Kiracılar çaresizlik içinde yeni kiralık arayışına geçtiler ama nafile mevcut kira rakamlarının 3-4 katı kira rakamları ile karşılaştılar. Gelirinin artış oranı ile örtüşmeyen kira rakamları maalesef kiracıların tüm düzenini ve psikolojisini bozdu.
Asgari ücretin, memur ve emekli maaşının sokakta yaşanan enflasyon oranında artmaması ve pahalılık yüzünden geçim sıkıntısı boy gösterdi.
Maaşların aynı oranda artmaması kira rakamlarının bırakın 1 katı, 3 katına çıkması kiracıların işini daha da zorlaştırdı. Ev sahipleri, çeşitli bahanelerle, belirledikleri rayice göre çok aşağıda kalan kira rakamlarını arttırmayan kiracılarını evden çıkarıp 3 katına kiraya verme çabası içine düştüler ve mahkemeler ev sahibi kiracı davaları ile doldu.
Ayrıca kiracıyı çıkaramayan ev sahipleri daireyi satılığa çıkarıp baskı yoluna da gidiyor.

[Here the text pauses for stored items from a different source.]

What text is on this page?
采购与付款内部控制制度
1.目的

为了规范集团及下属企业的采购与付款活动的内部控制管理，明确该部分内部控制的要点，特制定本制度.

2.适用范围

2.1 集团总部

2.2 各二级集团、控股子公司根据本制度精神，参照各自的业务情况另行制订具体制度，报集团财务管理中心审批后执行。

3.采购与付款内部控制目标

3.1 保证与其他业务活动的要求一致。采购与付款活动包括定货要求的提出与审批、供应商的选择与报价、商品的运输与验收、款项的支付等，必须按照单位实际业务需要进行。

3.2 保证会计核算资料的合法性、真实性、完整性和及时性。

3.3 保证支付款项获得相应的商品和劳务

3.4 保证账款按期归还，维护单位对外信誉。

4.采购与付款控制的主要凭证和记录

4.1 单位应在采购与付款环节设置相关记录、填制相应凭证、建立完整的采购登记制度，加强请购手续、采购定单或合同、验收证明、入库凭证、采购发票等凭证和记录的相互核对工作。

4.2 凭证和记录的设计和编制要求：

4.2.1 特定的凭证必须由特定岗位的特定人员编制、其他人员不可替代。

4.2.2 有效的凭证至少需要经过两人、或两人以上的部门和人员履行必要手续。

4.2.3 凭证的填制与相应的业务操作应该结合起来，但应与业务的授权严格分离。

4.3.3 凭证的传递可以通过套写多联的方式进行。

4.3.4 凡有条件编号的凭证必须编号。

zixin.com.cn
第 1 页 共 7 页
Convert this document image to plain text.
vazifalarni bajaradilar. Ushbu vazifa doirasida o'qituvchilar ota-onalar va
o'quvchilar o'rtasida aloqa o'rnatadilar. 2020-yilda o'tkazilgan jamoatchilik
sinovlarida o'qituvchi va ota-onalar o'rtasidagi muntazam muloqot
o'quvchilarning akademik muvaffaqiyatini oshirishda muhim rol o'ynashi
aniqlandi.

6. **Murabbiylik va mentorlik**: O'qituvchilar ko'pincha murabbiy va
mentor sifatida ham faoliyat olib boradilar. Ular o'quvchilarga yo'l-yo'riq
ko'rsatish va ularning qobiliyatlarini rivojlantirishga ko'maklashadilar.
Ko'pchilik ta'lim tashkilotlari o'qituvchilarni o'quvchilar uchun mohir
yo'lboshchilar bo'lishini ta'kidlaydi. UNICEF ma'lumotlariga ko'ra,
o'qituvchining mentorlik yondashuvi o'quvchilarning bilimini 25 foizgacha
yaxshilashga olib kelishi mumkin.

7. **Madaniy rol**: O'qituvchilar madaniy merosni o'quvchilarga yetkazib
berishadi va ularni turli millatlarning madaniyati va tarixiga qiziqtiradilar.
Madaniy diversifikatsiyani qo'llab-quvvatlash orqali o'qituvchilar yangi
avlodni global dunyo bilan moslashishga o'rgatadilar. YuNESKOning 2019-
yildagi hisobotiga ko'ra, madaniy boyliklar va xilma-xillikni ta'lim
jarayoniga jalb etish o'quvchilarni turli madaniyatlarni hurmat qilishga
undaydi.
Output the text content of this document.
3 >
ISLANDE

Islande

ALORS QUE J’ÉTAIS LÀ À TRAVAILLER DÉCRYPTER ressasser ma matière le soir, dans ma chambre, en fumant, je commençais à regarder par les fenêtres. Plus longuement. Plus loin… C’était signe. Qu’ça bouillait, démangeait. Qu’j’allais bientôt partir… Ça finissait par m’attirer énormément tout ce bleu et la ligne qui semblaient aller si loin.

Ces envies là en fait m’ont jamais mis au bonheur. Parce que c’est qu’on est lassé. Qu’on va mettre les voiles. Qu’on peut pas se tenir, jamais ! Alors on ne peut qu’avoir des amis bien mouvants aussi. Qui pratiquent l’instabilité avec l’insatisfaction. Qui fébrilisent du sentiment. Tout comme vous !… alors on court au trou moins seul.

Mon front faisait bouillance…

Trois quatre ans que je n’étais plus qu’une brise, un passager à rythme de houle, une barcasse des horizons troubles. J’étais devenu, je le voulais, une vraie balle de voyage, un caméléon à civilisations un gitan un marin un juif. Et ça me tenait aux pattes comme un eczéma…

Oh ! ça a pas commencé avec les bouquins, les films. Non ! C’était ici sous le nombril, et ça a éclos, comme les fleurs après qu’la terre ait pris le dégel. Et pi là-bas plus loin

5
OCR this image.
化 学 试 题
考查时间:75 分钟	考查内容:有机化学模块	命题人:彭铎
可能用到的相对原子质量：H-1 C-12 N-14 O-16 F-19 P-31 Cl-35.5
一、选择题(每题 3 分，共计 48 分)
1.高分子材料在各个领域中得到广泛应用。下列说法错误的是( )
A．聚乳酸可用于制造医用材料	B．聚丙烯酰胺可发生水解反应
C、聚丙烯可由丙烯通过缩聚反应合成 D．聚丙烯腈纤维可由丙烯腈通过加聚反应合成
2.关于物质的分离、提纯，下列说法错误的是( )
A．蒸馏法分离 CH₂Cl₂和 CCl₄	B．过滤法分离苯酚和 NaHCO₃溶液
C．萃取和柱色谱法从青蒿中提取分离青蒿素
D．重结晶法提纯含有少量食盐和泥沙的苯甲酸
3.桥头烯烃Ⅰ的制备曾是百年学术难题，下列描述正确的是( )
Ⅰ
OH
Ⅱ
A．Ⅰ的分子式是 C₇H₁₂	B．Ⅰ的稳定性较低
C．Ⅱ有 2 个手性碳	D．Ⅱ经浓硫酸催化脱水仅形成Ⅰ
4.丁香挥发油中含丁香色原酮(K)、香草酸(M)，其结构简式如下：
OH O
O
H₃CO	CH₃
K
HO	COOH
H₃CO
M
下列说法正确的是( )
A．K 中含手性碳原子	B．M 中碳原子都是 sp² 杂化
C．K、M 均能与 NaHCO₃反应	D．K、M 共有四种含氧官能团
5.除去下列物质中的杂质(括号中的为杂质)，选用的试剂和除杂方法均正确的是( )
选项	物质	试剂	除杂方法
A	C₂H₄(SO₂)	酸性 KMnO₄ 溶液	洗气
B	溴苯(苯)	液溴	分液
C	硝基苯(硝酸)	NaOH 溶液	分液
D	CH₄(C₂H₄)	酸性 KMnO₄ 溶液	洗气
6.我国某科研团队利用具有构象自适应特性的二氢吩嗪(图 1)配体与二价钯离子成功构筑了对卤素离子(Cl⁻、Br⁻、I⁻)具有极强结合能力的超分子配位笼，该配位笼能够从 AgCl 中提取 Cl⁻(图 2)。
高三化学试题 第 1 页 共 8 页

Kiracıların maalesef birçoğu haklarını bilmiyor ve araştırmıyor.
Ben tüm kiracıları bu konuda uyarıyorum. Mutlaka ve mutlaka haklarını arasınlar. Empati yapmaktan da geri kalmasınlar. Bu daire benim olsaydı nasıl davranırdım?
Ev sahiplerinden de ricam onlar da empati yapsın. Desinler ki: Ben kiracı olsaydım ne yapardım?
Yine yeniden yüzde 25 kira artış oranının değişmemesi ve uzatılması yoluna gidiliyor. Yapmayın lütfen yapmayın.
(Ha bu arada bende kirada oturuyorum ve ara iyileştirme denen şeyi ben de yaptım ve pişman değilim. Bence de rayicin çok altında kalmıştı kira rakamım. Benim de dairem olsa iyileştirme isterdim. Sektörün içinde yaşananların da canlı şahidiyim)
Yıllardır süren ev sahibi kiracı dostluklarını bitirdiniz. Eskiden bilirim babam memurdu ve hep kiracıydık. Ev sahibimiz bize, biz ev sahibimize akşam oturmalarına giderdik, görüşürdük, bayramlaşırdık. Şimdi hepimiz birbirimize düşman gibiyiz. Selam bile vermiyoruz birbirimize, borçlu çıkarız diye.
Bu şuna benziyor:
Trafik ışıklarının olduğu bir kavşakta, trafik çok güzel akar ve sıkıntı olmaz herkes kurallara uyar.
Ne zaman bu kavşakta trafik karışır biliyor musunuz?
Işıklara doğru yaklaşırsınız bakarsınız orada trafik polisi var ve ışıkları dikkate almadan trafiği yönetmeye çalışıyor.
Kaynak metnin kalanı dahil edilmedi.